The middle Cambrian–Furongian transitional interval was a time of significant biotic and environmental changes. Strata of this age in Scania, southern Sweden, contain two interlayered biofacies, a normal one dominated by trilobites and an anomalous one dominated by phosphatocopines (small bivalved arthropods). In places these biofacies are separated by intervals barren of fossils. In a phosphatocopine facies without trilobites in the upper Agnostus pisiformis Zone at Andrarum we recovered scattered fossil aggregates with a homogeneous composition of tightly packed and stacked phosphatocopines.

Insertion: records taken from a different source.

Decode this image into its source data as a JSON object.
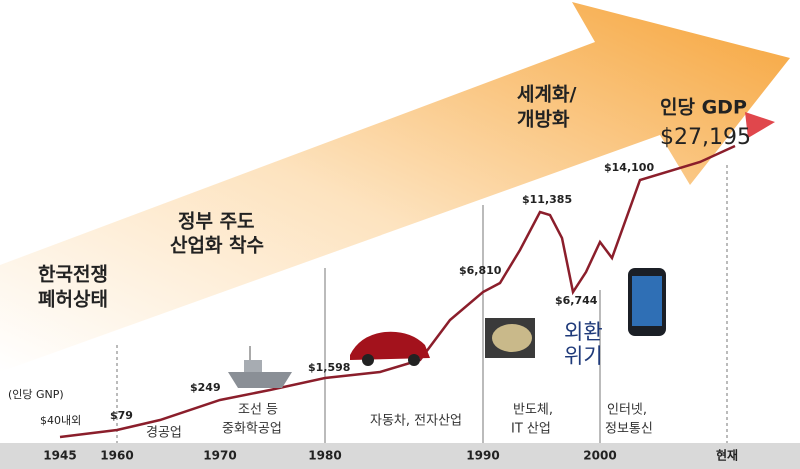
{
  "stages": [
    [
      "한국전쟁",
      "폐허상태"
    ],
    [
      "정부 주도",
      "산업화 착수"
    ],
    [
      "세계화/",
      "개방화"
    ]
  ],
  "current_gdp": [
    "인당 GDP",
    "$27,195"
  ],
  "gnp_note": "(인당 GNP)",
  "milestones": [
    "$40내외",
    "$79",
    "$249",
    "$1,598",
    "$6,810",
    "$11,385",
    "$6,744",
    "$14,100"
  ],
  "industries": [
    [
      "경공업"
    ],
    [
      "조선 등",
      "중화학공업"
    ],
    [
      "자동차, 전자산업"
    ],
    [
      "반도체,",
      "IT 산업"
    ],
    [
      "인터넷,",
      "정보통신"
    ]
  ],
  "crisis": [
    "외환",
    "위기"
  ],
  "axis_labels": [
    "1945",
    "1960",
    "1970",
    "1980",
    "1990",
    "2000",
    "현재"
  ]
}
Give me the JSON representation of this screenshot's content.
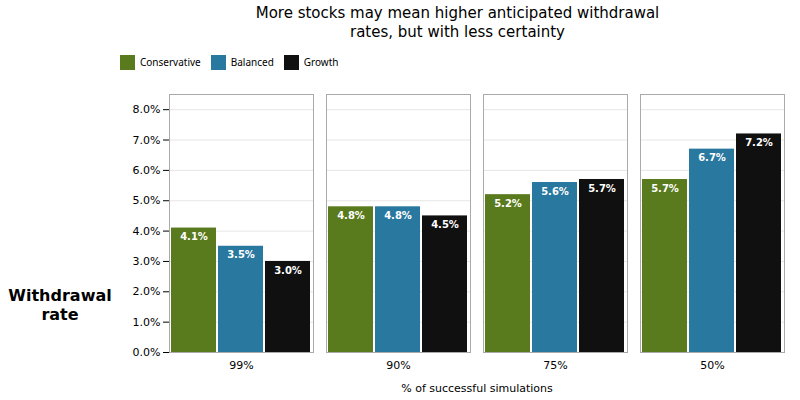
{
  "chart_data": {
    "type": "bar",
    "title": "More stocks may mean higher anticipated withdrawal\nrates, but with less certainty",
    "xlabel": "% of successful simulations",
    "ylabel": "Withdrawal\nrate",
    "categories": [
      "99%",
      "90%",
      "75%",
      "50%"
    ],
    "series": [
      {
        "name": "Conservative",
        "color": "#5a7a1e",
        "values": [
          4.1,
          4.8,
          5.2,
          5.7
        ],
        "value_labels": [
          "4.1%",
          "4.8%",
          "5.2%",
          "5.7%"
        ]
      },
      {
        "name": "Balanced",
        "color": "#2878a0",
        "values": [
          3.5,
          4.8,
          5.6,
          6.7
        ],
        "value_labels": [
          "3.5%",
          "4.8%",
          "5.6%",
          "6.7%"
        ]
      },
      {
        "name": "Growth",
        "color": "#101010",
        "values": [
          3.0,
          4.5,
          5.7,
          7.2
        ],
        "value_labels": [
          "3.0%",
          "4.5%",
          "5.7%",
          "7.2%"
        ]
      }
    ],
    "ylim": [
      0,
      8.5
    ],
    "yticks": [
      {
        "value": 0.0,
        "label": "0.0%"
      },
      {
        "value": 1.0,
        "label": "1.0%"
      },
      {
        "value": 2.0,
        "label": "2.0%"
      },
      {
        "value": 3.0,
        "label": "3.0%"
      },
      {
        "value": 4.0,
        "label": "4.0%"
      },
      {
        "value": 5.0,
        "label": "5.0%"
      },
      {
        "value": 6.0,
        "label": "6.0%"
      },
      {
        "value": 7.0,
        "label": "7.0%"
      },
      {
        "value": 8.0,
        "label": "8.0%"
      }
    ],
    "grid": true,
    "legend": "top",
    "data_labels": true
  }
}
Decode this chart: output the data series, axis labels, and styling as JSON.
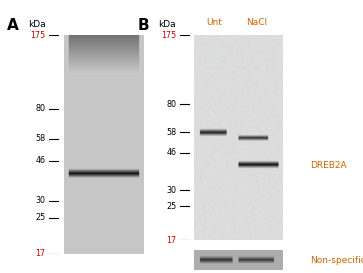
{
  "panel_A_label": "A",
  "panel_B_label": "B",
  "kda_label": "kDa",
  "mw_markers": [
    175,
    80,
    58,
    46,
    30,
    25,
    17
  ],
  "mw_colors": {
    "175": "#cc0000",
    "80": "#000000",
    "58": "#000000",
    "46": "#000000",
    "30": "#000000",
    "25": "#000000",
    "17": "#cc0000"
  },
  "col_header_Unt": "Unt",
  "col_header_NaCl": "NaCl",
  "col_header_color": "#cc6600",
  "label_DREB2A": "DREB2A",
  "label_DREB2A_color": "#cc6600",
  "label_nonspecific": "Non-specific",
  "label_nonspecific_color": "#cc6600",
  "figsize": [
    3.63,
    2.73
  ],
  "dpi": 100,
  "log_min_kda": 17,
  "log_max_kda": 175,
  "panel_A_band_kda": 40,
  "panel_B_DREB2A_kda": 40,
  "panel_B_spot1_kda": 58,
  "panel_B_spot2_kda": 56
}
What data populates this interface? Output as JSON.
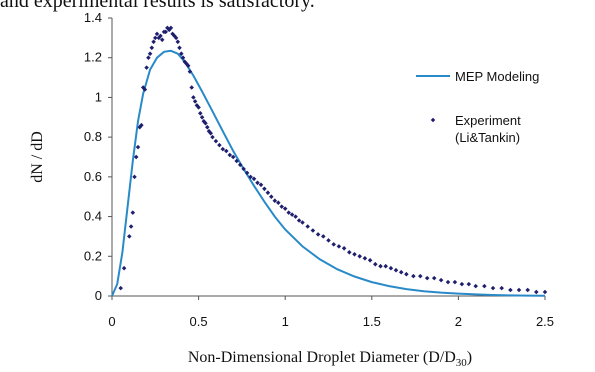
{
  "page": {
    "top_text": "and experimental results is satisfactory."
  },
  "chart_data": {
    "type": "scatter",
    "title": "",
    "xlabel": "Non-Dimensional Droplet Diameter (D/D",
    "xlabel_sub": "30",
    "xlabel_end": ")",
    "ylabel": "dN / dD",
    "xlim": [
      0,
      2.5
    ],
    "ylim": [
      0,
      1.4
    ],
    "xticks": [
      "0",
      "0.5",
      "1",
      "1.5",
      "2",
      "2.5"
    ],
    "yticks": [
      "0",
      "0.2",
      "0.4",
      "0.6",
      "0.8",
      "1",
      "1.2",
      "1.4"
    ],
    "grid": false,
    "legend_position": "right",
    "colors": {
      "model": "#2a8ac8",
      "experiment": "#1f1f6e"
    },
    "series": [
      {
        "name": "MEP Modeling",
        "type": "line",
        "x": [
          0,
          0.03,
          0.06,
          0.09,
          0.12,
          0.15,
          0.18,
          0.22,
          0.26,
          0.3,
          0.34,
          0.38,
          0.42,
          0.47,
          0.52,
          0.58,
          0.64,
          0.7,
          0.76,
          0.82,
          0.88,
          0.94,
          1.0,
          1.1,
          1.2,
          1.3,
          1.4,
          1.5,
          1.6,
          1.7,
          1.8,
          1.9,
          2.0,
          2.1,
          2.2,
          2.3,
          2.4,
          2.5
        ],
        "y": [
          0,
          0.06,
          0.22,
          0.45,
          0.68,
          0.88,
          1.02,
          1.14,
          1.2,
          1.23,
          1.235,
          1.22,
          1.18,
          1.11,
          1.03,
          0.93,
          0.83,
          0.73,
          0.64,
          0.555,
          0.475,
          0.4,
          0.335,
          0.25,
          0.185,
          0.135,
          0.098,
          0.07,
          0.05,
          0.035,
          0.024,
          0.017,
          0.012,
          0.008,
          0.005,
          0.003,
          0.002,
          0.001
        ]
      },
      {
        "name": "Experiment\n(Li&Tankin)",
        "legend_lines": [
          "Experiment",
          "(Li&Tankin)"
        ],
        "type": "scatter",
        "x": [
          0.05,
          0.07,
          0.1,
          0.11,
          0.12,
          0.13,
          0.14,
          0.15,
          0.16,
          0.17,
          0.18,
          0.19,
          0.2,
          0.21,
          0.22,
          0.23,
          0.24,
          0.25,
          0.26,
          0.27,
          0.28,
          0.29,
          0.3,
          0.31,
          0.32,
          0.33,
          0.34,
          0.35,
          0.36,
          0.37,
          0.38,
          0.39,
          0.4,
          0.41,
          0.42,
          0.43,
          0.44,
          0.45,
          0.46,
          0.47,
          0.48,
          0.49,
          0.5,
          0.51,
          0.52,
          0.53,
          0.54,
          0.55,
          0.56,
          0.57,
          0.58,
          0.6,
          0.62,
          0.64,
          0.66,
          0.68,
          0.7,
          0.72,
          0.74,
          0.76,
          0.78,
          0.8,
          0.82,
          0.84,
          0.86,
          0.88,
          0.9,
          0.92,
          0.94,
          0.96,
          0.98,
          1.0,
          1.02,
          1.04,
          1.06,
          1.08,
          1.1,
          1.13,
          1.16,
          1.19,
          1.22,
          1.25,
          1.28,
          1.31,
          1.34,
          1.37,
          1.4,
          1.43,
          1.46,
          1.49,
          1.52,
          1.55,
          1.58,
          1.61,
          1.64,
          1.67,
          1.7,
          1.74,
          1.78,
          1.82,
          1.86,
          1.9,
          1.94,
          1.98,
          2.02,
          2.06,
          2.1,
          2.15,
          2.2,
          2.25,
          2.3,
          2.35,
          2.4,
          2.45,
          2.5
        ],
        "y": [
          0.04,
          0.14,
          0.3,
          0.35,
          0.42,
          0.6,
          0.7,
          0.75,
          0.85,
          0.86,
          1.05,
          1.04,
          1.15,
          1.2,
          1.22,
          1.25,
          1.28,
          1.3,
          1.32,
          1.3,
          1.31,
          1.29,
          1.33,
          1.33,
          1.35,
          1.34,
          1.35,
          1.32,
          1.31,
          1.3,
          1.28,
          1.25,
          1.22,
          1.2,
          1.18,
          1.17,
          1.16,
          1.13,
          1.05,
          1.0,
          0.98,
          0.96,
          0.95,
          0.92,
          0.9,
          0.88,
          0.87,
          0.85,
          0.83,
          0.82,
          0.8,
          0.78,
          0.76,
          0.74,
          0.73,
          0.71,
          0.7,
          0.68,
          0.66,
          0.64,
          0.62,
          0.6,
          0.59,
          0.57,
          0.56,
          0.54,
          0.52,
          0.5,
          0.48,
          0.47,
          0.45,
          0.44,
          0.42,
          0.41,
          0.4,
          0.38,
          0.37,
          0.35,
          0.33,
          0.31,
          0.3,
          0.28,
          0.26,
          0.25,
          0.24,
          0.22,
          0.21,
          0.2,
          0.19,
          0.18,
          0.16,
          0.15,
          0.15,
          0.14,
          0.13,
          0.12,
          0.11,
          0.1,
          0.1,
          0.09,
          0.09,
          0.08,
          0.07,
          0.07,
          0.06,
          0.06,
          0.05,
          0.05,
          0.04,
          0.04,
          0.03,
          0.03,
          0.03,
          0.02,
          0.02
        ]
      }
    ]
  }
}
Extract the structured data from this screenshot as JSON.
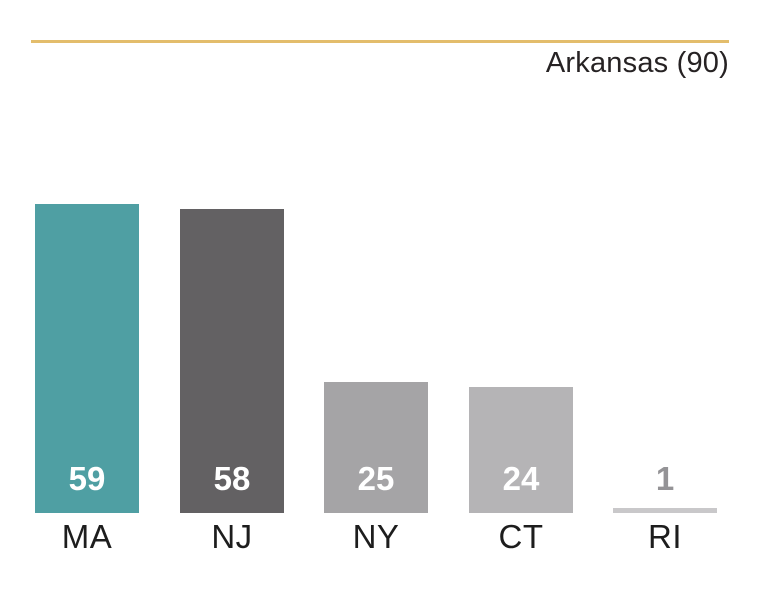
{
  "header": {
    "title": "Arkansas (90)",
    "rule_color": "#e3bd6c"
  },
  "chart_data": {
    "type": "bar",
    "title": "Arkansas (90)",
    "categories": [
      "MA",
      "NJ",
      "NY",
      "CT",
      "RI"
    ],
    "values": [
      59,
      58,
      25,
      24,
      1
    ],
    "bar_colors": [
      "#4f9fa3",
      "#636163",
      "#a5a4a6",
      "#b5b4b6",
      "#c9c8ca"
    ],
    "value_label_colors": [
      "#ffffff",
      "#ffffff",
      "#ffffff",
      "#ffffff",
      "#949396"
    ],
    "xlabel": "",
    "ylabel": "",
    "ylim": [
      0,
      59
    ],
    "grid": false,
    "legend": false,
    "value_labels_shown": true,
    "axis_lines_shown": false
  }
}
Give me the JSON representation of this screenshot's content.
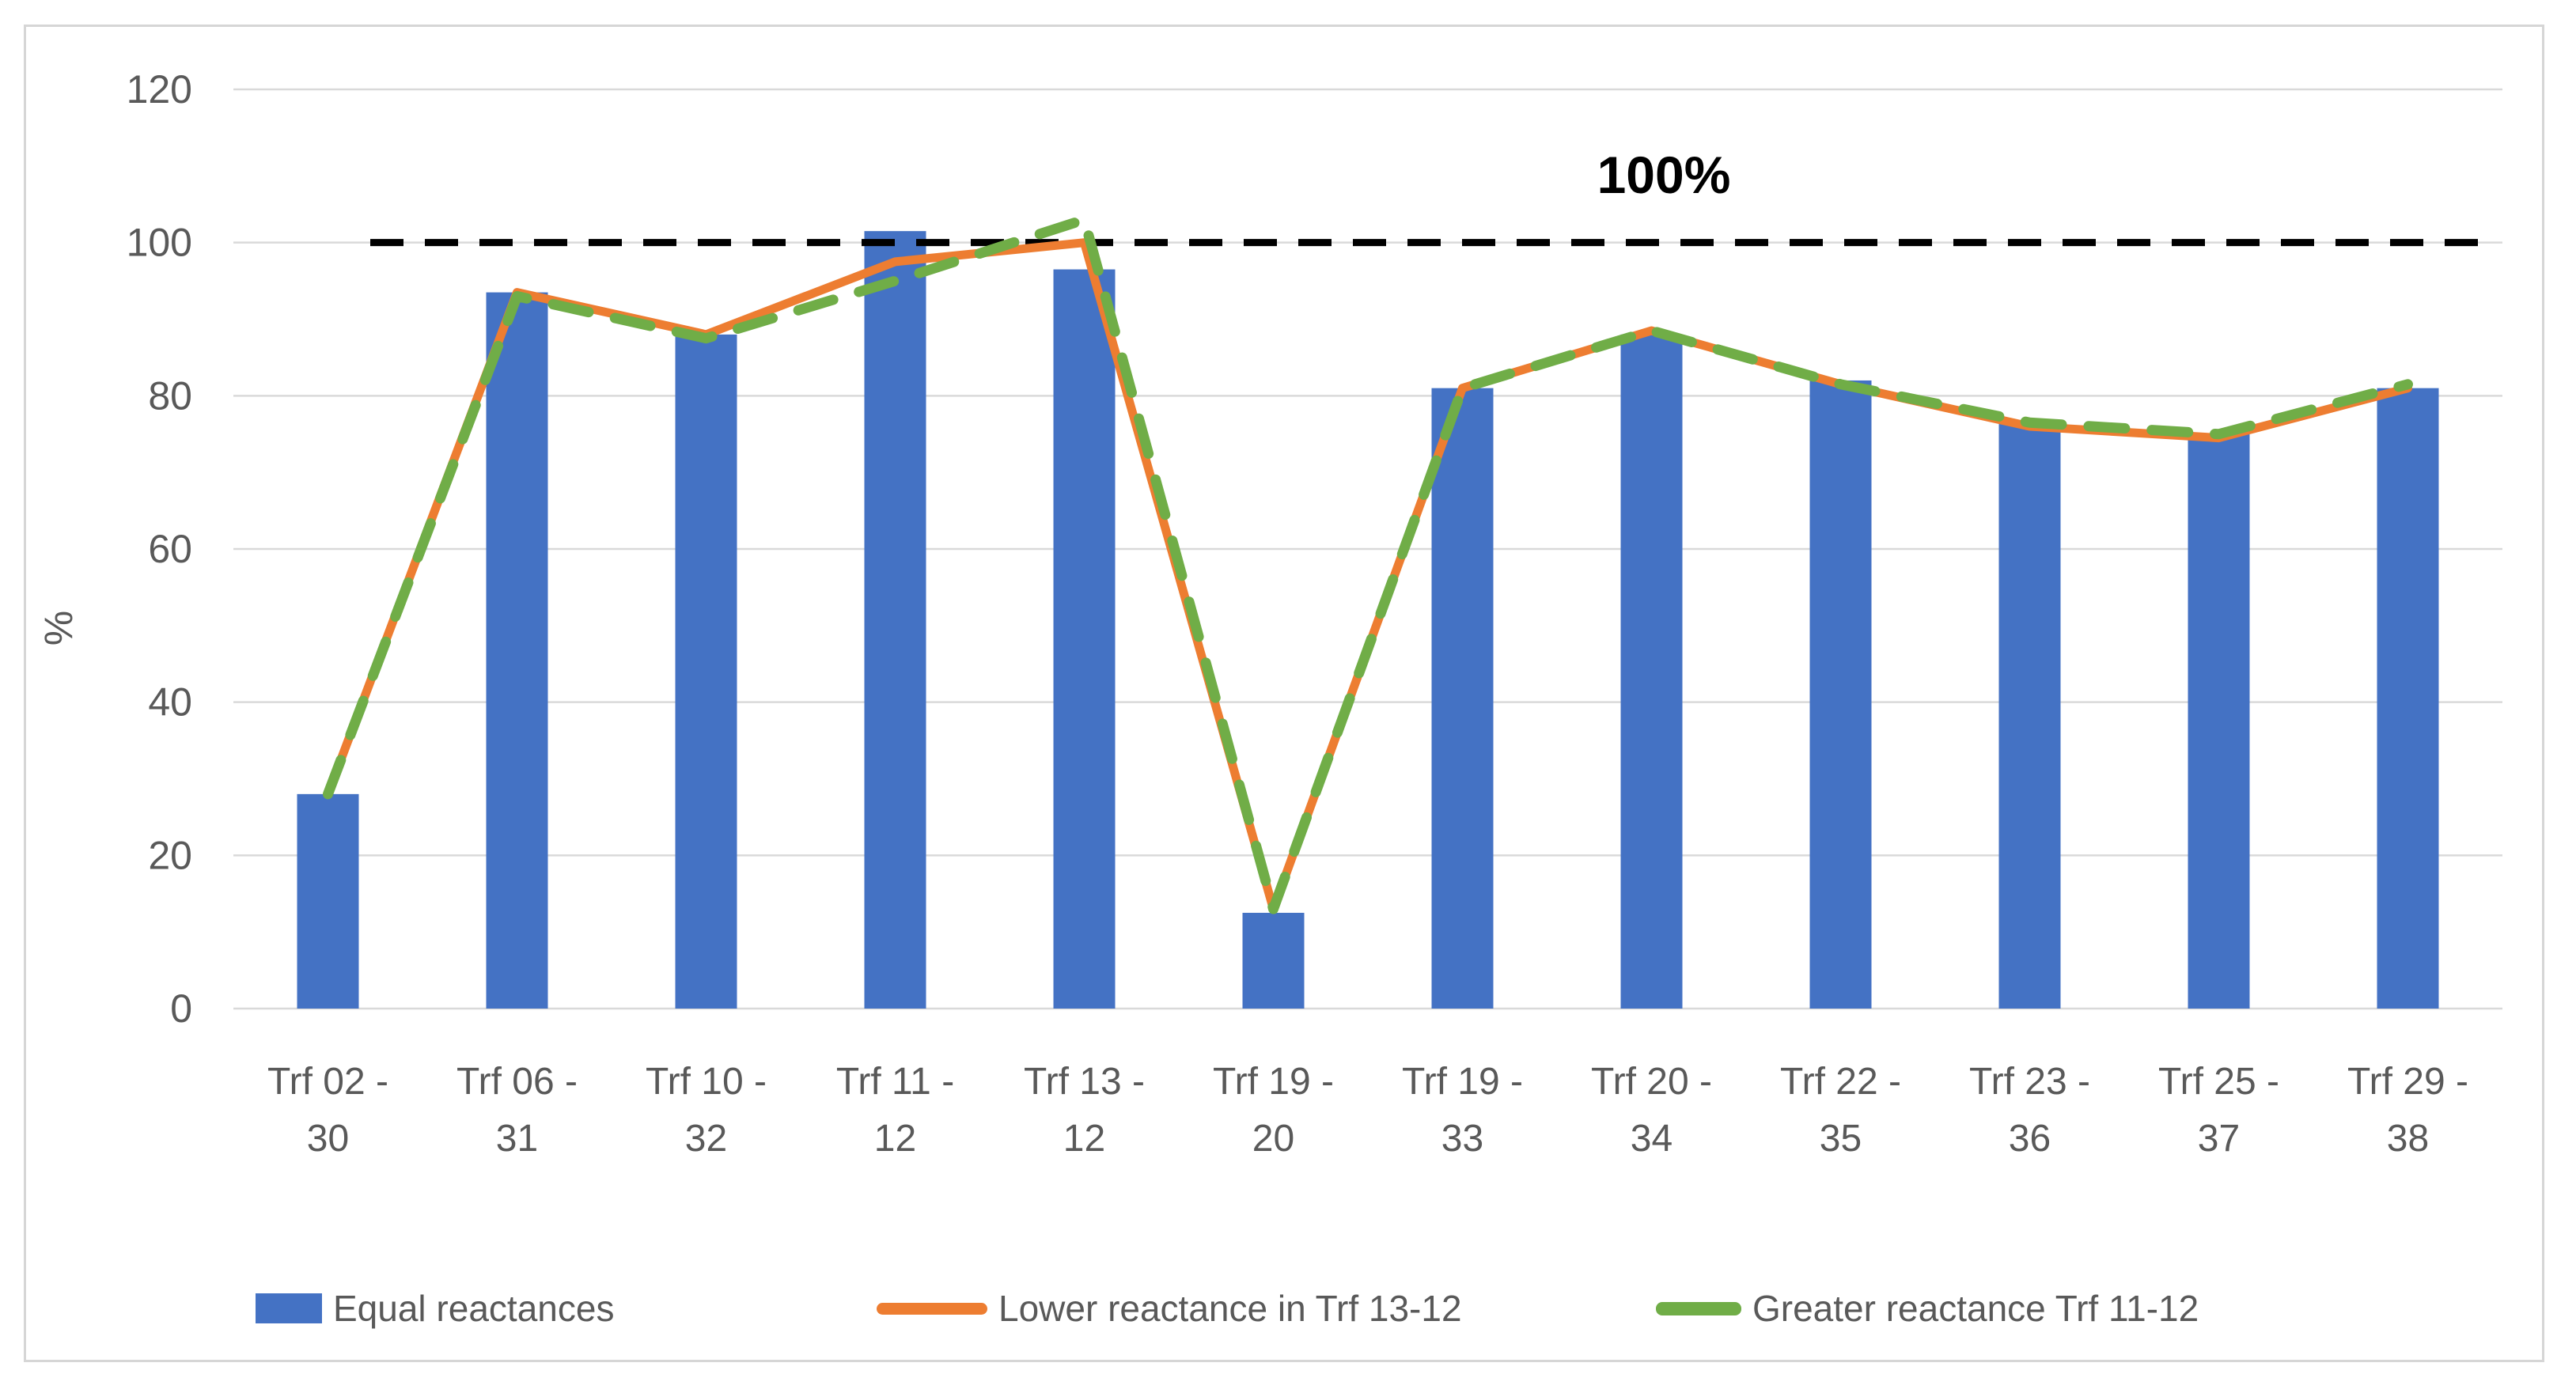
{
  "figure": {
    "background": "#FFFFFF",
    "border_color": "#D6D6D6"
  },
  "chart_data": {
    "type": "bar",
    "subtype": "bar-with-line-overlays",
    "categories": [
      "Trf 02 - 30",
      "Trf 06 - 31",
      "Trf 10 - 32",
      "Trf 11 - 12",
      "Trf 13 - 12",
      "Trf 19 - 20",
      "Trf 19 - 33",
      "Trf 20 - 34",
      "Trf 22 - 35",
      "Trf 23 - 36",
      "Trf 25 - 37",
      "Trf 29 - 38"
    ],
    "series": [
      {
        "name": "Equal reactances",
        "type": "bar",
        "color": "#4472C4",
        "values": [
          28,
          93.5,
          88,
          101.5,
          96.5,
          12.5,
          81,
          88,
          82,
          76.5,
          75,
          81
        ]
      },
      {
        "name": "Lower reactance in Trf 13-12",
        "type": "line",
        "style": "solid",
        "color": "#ED7D31",
        "values": [
          28,
          93.5,
          88,
          97.5,
          100,
          13,
          81,
          88.5,
          81.5,
          76,
          74.5,
          81
        ]
      },
      {
        "name": "Greater reactance Trf 11-12",
        "type": "line",
        "style": "dashed",
        "color": "#70AD47",
        "values": [
          28,
          93,
          87.5,
          95,
          103,
          13,
          81,
          88.5,
          81.5,
          76.5,
          75,
          81.5
        ]
      }
    ],
    "title": "",
    "xlabel": "",
    "ylabel": "%",
    "ylim": [
      0,
      120
    ],
    "yticks": [
      0,
      20,
      40,
      60,
      80,
      100,
      120
    ],
    "grid": true,
    "legend_position": "bottom",
    "reference_line": {
      "value": 100,
      "label": "100%",
      "color": "#000000",
      "style": "dashed"
    }
  },
  "colors": {
    "gridline": "#D9D9D9",
    "axis_text": "#595959",
    "annotation_text": "#000000"
  }
}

These aggregates are interpreted as coprolites produced by an undetermined predator, possibly the chaetognath-like protoconodont animal or some other soft-bodied metazoan. The so-called barren intervals of Scania are not necessarily barren of fossils, but only trilobites, brachiopods, and other skeletal elements with a calcium-carbonate composition. The phosphatocopine facies with coprolites in the uppermost part of the A. pisiformis Zone correlates with the trilobite mass extinction at the top of the Marjumiid Biomere in Laurentia and immediately prior to the onset of the Steptoean Positive Carbon Isotope Excursion (SPICE), inferring a global shift in the oceanic chemistry that in Scania favoured phosphatocopines over the more common, trilobite-dominated faunas.